E poi, certo che si sente che non ci sono i Dessner Brothers (sebbene tanti musicisti della famiglia allargata National abbiano lavorato nel disco). Ma è forse un male? Non per me, non in questo lavoro. Qui, stavolta, il protagonista è uno solo: Berninger. Senza National, perché è un artista dall’identità definita e propria, ma che resta portatore di quella stessa sensibilità, atmosfera vocale e intensità che mette anche nei suoi lavori con la band.
 

“Serpentine Prison” è un disco essenziale e intimo, al quale un produttore come Booker T. Jones ha saputo aggiungere quel tocco black, sofisticato e ricco di sfumature che ha permesso a dieci belle canzoni di trasformarsi in gemme preziose.
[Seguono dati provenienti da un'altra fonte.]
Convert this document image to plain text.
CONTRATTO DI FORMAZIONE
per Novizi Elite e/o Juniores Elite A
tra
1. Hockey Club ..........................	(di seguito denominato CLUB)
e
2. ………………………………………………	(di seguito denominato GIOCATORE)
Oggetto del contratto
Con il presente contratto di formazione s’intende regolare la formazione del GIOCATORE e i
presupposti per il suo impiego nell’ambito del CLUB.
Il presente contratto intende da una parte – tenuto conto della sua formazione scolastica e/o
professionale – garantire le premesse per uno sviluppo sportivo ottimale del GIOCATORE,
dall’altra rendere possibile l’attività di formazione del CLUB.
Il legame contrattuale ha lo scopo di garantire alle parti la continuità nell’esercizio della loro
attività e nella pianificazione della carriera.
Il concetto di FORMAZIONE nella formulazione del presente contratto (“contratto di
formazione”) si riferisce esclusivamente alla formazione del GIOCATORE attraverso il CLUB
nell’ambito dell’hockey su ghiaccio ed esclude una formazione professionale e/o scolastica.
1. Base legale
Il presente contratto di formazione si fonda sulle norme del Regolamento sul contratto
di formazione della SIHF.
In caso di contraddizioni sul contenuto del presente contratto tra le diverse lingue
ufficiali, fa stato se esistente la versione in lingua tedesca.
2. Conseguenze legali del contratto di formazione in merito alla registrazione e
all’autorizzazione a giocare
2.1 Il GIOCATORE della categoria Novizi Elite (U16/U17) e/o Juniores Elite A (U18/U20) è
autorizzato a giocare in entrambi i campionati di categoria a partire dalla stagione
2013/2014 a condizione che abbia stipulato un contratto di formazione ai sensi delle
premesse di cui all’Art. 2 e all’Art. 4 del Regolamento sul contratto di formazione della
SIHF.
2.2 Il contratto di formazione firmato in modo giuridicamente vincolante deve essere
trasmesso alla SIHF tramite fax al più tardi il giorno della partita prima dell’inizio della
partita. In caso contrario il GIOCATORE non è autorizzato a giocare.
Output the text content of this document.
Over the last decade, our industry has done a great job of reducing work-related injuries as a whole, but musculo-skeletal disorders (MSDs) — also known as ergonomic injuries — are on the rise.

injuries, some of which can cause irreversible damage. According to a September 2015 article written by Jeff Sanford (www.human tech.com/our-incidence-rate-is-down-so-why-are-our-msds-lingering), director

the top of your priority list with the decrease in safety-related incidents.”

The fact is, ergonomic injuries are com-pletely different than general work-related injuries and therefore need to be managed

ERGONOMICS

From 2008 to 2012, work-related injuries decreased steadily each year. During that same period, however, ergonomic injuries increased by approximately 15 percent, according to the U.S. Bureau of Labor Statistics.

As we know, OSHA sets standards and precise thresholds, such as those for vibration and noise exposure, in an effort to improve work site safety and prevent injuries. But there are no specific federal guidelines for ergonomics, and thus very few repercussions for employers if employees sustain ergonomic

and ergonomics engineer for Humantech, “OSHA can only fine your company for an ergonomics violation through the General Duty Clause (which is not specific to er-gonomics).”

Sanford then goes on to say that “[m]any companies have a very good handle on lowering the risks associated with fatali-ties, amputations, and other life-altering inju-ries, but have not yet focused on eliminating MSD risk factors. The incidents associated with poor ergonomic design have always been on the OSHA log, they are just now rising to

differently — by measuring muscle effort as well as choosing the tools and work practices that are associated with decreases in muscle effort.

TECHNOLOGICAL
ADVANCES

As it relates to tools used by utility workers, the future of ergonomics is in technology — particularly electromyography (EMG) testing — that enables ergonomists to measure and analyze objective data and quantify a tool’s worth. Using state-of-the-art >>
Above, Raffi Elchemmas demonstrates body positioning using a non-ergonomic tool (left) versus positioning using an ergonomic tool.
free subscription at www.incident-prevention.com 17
My Eyes Are T Shirt apre morbida il disco, proiettandoci sensuale e ammaliante verso il resto delle tracce, seguita da Distant Axis, il primo singolo estratto, emblematica porta d’accesso a questo mondo sonoro: una canzone impreziosita anche dalla collaborazione con Andrew Bird (che suona il violino in molti brani del disco), a cui segue il terzo One More Second, che personalmente ritengo il migliore brano del disco. Un brano perfetto: orecchiabile, intenso, musicalmente immediato ma impreziosito da qualche elegante tocco di classe. Lacrime vere, emozioni che toccano e fanno venire i brividi. Aggiungi i vocals di Gail Ann Dorsey, aka la bassista di Bowie, e il piano di Brent Kopf, l’altra metà del suo side project El Vy, e hai il mio cuore in mano.

E poi la tromba e l’armonica di Silver Springs che ricamano il magico duetto con Dorsey, la delicata espressività del pianoforte di All For Nothing, la chiusura con la title track, visionaria ciliegina sulla torta di questo  album che è un bellissimo regalo di compleanno (nel mio caso, amabile Scorpione, letteralmente) e di vita.

“Serpentine Prison” è il mio disco dell’anno, di quest’anno in particolare ma destinato a rimanere per tanti anni a venire. È un disco incredibilmente ricco nella sua semplicità, curato, emozionante, a cui basta poco – ma fatto bene – per essere potente. Parla di amore, di vita. A volte con amarezza, altre con dolcezza, sempre con sincerità. È il posto perfetto dove cercare riparo, lasciandosi coprire dalla sua poesia, in questi tempi difficili: “I need a vacation from intoxication”.